Companies also want:
- Data security
- Data privacy
- Integration with existing systems, both HR and general IT
- Customizability —to align with internal systems and processes.
They also want their HR technology to be:
Cloud-based. According to the ISG report, more than 50% of survey respondents have implemented or are implementing cloud-based SaaS systems. It’s easy, it’s more cost-effective than on-premise software, and it’s where the exciting innovation is happening.
Mobile/social. That’s a given. Any HCM tool must have a good mobile user experience, from well-designed mobile forms and ease of access to a secure interface.
They want it to have a simple, intuitive user interface – another given. Whether accessed via desktop or mobile, the solution must offer a single, unified, simple-to-use interface.
They want it to offer social collaboration tools, which is particularly key for the influx of millenials coming into the workplace, who expect to be able to collaborate via social channels. HR is no exception here. While challenging from a security and data protection angle, it’s a must.
But the final requirement the study reported is, in my mind, the most important: Analytics and reporting.
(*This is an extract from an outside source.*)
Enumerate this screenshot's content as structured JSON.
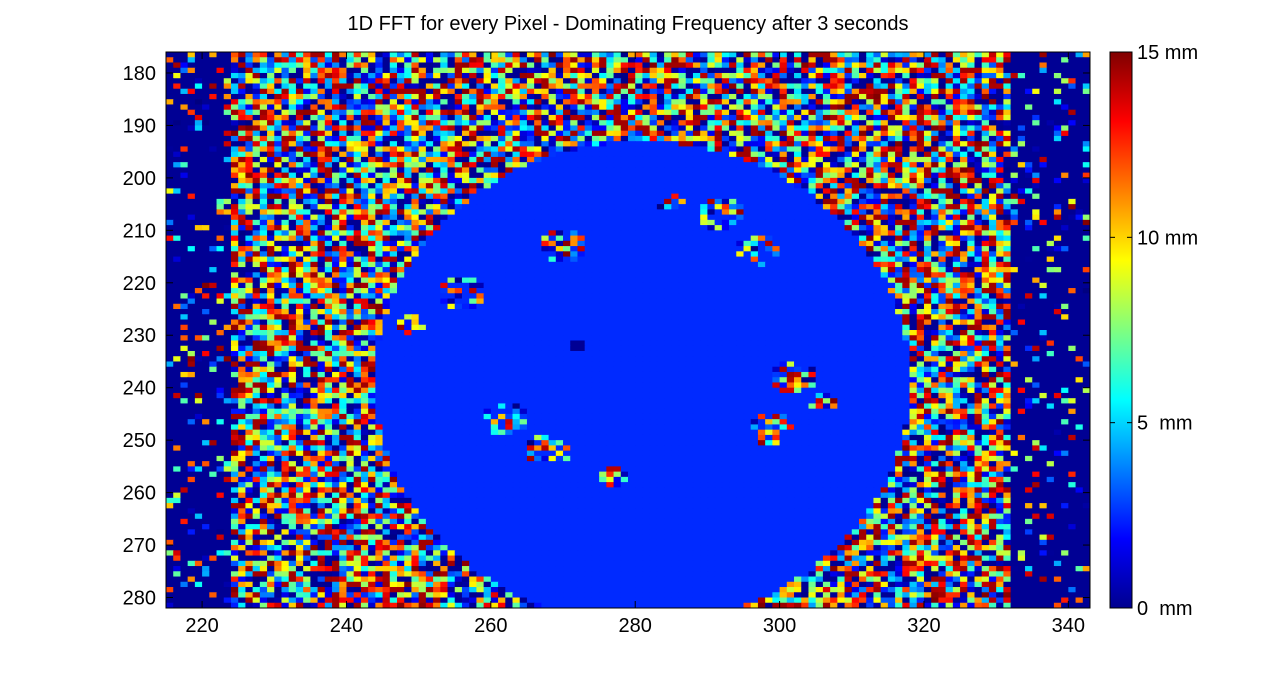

Management needs reporting to know their investment is paying off, and they also need robust analytics to keep ahead of trends within the workforce.
It’s not just a question of Big Data’s accessibility, or of sophisticated metrics, such as the Key Performance Indicators (KPIs) that reveal the critical factors for success and measure progress made towards strategic goals. For organizations to realize the promise of Big Data, they must be able to cut through the noise, and access the right analytics that will transform their companies for the better.
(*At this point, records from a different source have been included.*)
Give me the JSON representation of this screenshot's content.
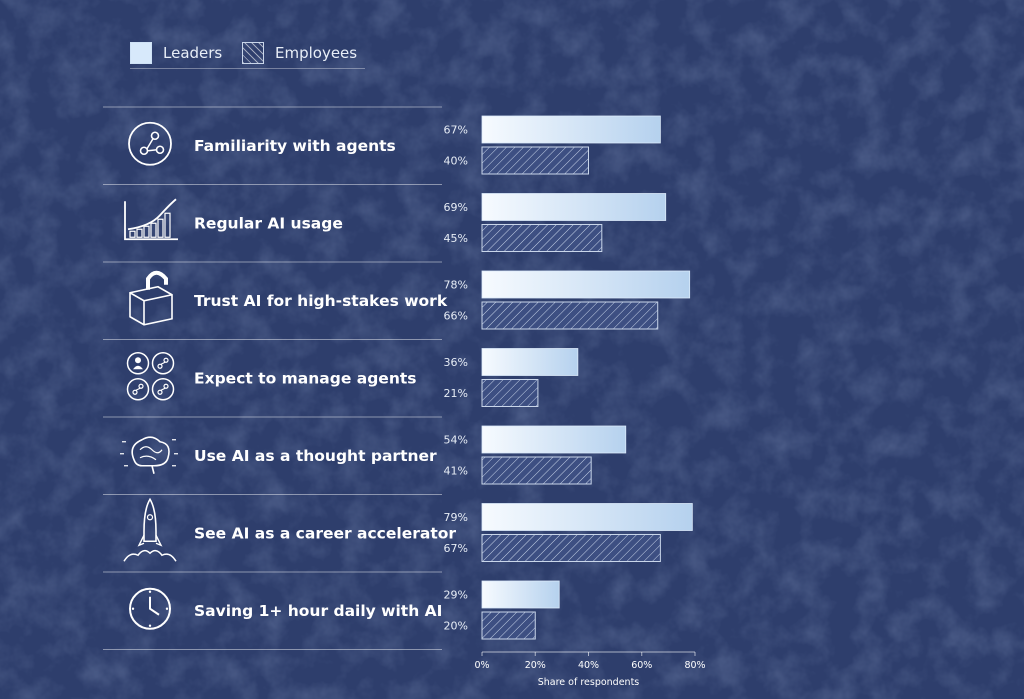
{
  "legend": {
    "leaders_label": "Leaders",
    "employees_label": "Employees"
  },
  "colors": {
    "background": "#2e3e6c",
    "leaders_bar": "#cfe2f6",
    "employees_hatch": "#c9d6ea"
  },
  "chart_data": {
    "type": "bar",
    "orientation": "horizontal",
    "categories": [
      "Familiarity with agents",
      "Regular AI usage",
      "Trust AI for high-stakes work",
      "Expect to manage agents",
      "Use AI as a thought partner",
      "See AI as a career accelerator",
      "Saving 1+ hour daily with AI"
    ],
    "icons": [
      "network-icon",
      "growth-chart-icon",
      "unlocked-box-icon",
      "people-agents-icon",
      "brain-icon",
      "rocket-icon",
      "clock-icon"
    ],
    "series": [
      {
        "name": "Leaders",
        "values": [
          67,
          69,
          78,
          36,
          54,
          79,
          29
        ],
        "labels": [
          "67%",
          "69%",
          "78%",
          "36%",
          "54%",
          "79%",
          "29%"
        ]
      },
      {
        "name": "Employees",
        "values": [
          40,
          45,
          66,
          21,
          41,
          67,
          20
        ],
        "labels": [
          "40%",
          "45%",
          "66%",
          "21%",
          "41%",
          "67%",
          "20%"
        ]
      }
    ],
    "xlim": [
      0,
      80
    ],
    "ticks": [
      "0%",
      "20%",
      "40%",
      "60%",
      "80%"
    ],
    "xlabel": "Share of respondents",
    "legend_position": "top-left"
  }
}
Given what companies are after, as shown in the ISG study, I predict that more and more companies are going to be recognizing the benefits of using integrated analytics for their talent management and workforce planning processes. Talent Analytics creates a powerful, invaluable amalgam of data and metrics; it can identify the meaningful patterns within that data and metrics and, for whatever challenges and opportunities an organization faces, it will best inform the decision makers on the right tactics and strategies to move forward. It will take talent analytics to synthesize Big Data and metrics to make the key strategic management decisions in HR. Put another way, it’s not just the numbers, it’s how they’re crunched.
A version of this was first posted on Forbes.